Thoughts 26 Nov 2007 11:01 am
OLPC
One laptop per child. –A commendable idea.
This project has become the flavor of the month among tech bloggers and the press, but the so called facts are inevitably skewed.
In an article on a ZD Blog, this weird logic was found:
XO laptops, the flagship model of the OLPC project, can be bought for educational purchases in quantities of 100-999 at $299 each, 1000-9999 at $249 each, and 10,000 and up at $199 each. That scale means that if you buy 10,000 XOs in the Give One, Get One program you can hit the $100 barrier per laptop, the OLPC’s initial price target….. Huh??
You buy two laptops at $199 each and you hit the $100 dollar price point?
$199 per unit looks like $200 bucks each plus shipping to me.
Unless the article failed to mention some other details I must assume that the person who came up with this wonderful logic was a marketing major.
Negroponte was on an interview show and said that the reason kids in third world counties don’t go to school isn’t poverty, it’s because school is boring.

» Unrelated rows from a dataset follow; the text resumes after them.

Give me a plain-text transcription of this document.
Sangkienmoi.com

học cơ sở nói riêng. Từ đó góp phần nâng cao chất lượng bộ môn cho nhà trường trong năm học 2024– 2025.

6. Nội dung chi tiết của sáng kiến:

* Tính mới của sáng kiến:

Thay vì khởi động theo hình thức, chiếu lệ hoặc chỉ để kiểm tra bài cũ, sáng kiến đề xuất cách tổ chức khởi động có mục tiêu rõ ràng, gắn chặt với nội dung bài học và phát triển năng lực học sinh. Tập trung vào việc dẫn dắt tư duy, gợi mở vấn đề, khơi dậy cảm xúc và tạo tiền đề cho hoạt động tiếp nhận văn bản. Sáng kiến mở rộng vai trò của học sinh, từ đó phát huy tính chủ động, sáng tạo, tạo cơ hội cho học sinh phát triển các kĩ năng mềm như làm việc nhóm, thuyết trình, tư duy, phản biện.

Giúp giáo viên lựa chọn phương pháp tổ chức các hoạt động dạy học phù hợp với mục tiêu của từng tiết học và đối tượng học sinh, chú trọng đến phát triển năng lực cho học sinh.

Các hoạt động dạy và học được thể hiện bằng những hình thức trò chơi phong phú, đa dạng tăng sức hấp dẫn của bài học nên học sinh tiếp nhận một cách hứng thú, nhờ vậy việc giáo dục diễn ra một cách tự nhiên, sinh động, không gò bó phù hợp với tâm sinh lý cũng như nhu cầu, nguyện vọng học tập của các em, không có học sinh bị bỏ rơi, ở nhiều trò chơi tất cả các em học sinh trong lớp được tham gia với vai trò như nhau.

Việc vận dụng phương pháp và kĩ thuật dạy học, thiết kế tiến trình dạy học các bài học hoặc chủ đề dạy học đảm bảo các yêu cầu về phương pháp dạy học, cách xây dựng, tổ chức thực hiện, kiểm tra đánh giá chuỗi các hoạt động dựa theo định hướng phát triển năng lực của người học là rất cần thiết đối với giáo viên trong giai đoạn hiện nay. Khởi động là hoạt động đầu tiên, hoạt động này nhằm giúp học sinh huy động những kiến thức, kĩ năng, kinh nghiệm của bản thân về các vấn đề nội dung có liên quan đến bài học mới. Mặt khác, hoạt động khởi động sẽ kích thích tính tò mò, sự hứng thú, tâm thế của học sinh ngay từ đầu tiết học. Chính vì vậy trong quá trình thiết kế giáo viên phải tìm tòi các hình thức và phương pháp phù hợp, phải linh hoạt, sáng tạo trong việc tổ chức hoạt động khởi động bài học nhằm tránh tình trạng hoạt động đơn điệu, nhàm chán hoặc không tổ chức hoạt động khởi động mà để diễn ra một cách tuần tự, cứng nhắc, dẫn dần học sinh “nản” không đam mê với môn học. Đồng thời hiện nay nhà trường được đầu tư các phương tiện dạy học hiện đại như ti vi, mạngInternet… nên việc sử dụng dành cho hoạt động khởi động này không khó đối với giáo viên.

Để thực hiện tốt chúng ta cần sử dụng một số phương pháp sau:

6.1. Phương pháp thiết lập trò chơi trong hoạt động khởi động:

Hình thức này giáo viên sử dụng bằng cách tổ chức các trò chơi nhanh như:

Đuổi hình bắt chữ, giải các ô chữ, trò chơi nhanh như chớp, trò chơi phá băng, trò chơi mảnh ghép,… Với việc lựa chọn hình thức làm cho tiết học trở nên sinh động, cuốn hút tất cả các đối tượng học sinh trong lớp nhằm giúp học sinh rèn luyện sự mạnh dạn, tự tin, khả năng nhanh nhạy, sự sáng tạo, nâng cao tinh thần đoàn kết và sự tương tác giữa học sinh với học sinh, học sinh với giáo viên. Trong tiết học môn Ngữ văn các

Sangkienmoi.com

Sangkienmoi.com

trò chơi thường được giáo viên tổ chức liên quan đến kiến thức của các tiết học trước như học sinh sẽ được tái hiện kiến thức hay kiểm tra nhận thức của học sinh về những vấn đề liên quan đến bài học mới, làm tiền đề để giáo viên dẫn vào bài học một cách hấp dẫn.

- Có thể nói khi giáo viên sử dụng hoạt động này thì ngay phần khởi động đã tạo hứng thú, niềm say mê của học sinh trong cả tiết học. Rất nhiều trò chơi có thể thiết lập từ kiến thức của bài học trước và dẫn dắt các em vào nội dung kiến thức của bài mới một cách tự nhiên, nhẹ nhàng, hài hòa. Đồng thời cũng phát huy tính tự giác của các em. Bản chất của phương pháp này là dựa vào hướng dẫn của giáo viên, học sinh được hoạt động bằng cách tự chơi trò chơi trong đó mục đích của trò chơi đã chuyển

And from what I heard during the interview, being computer literate will miraculously produce abundant clean water and food.
While I applaud the basic concept, I feel that Mr. Negroponte’s logic is entirely unrealistic and self-serving to the point that it has no bearing on the real world.
Question Mr. Negroponte.
If you are in a refugee camp or in a small village miles from the nearest power line where do you charge the battery?
And where do you get the much lauded internet connection?
I know, I know. –”Buy our product and they will come”….
This article is about another attempt to educate children in the use of technology. The Hole-in-the-Wall project.
And as far as I can tell, this guy isn’t trying to make a profit.
Sounds a bit more charitable doesn’t it.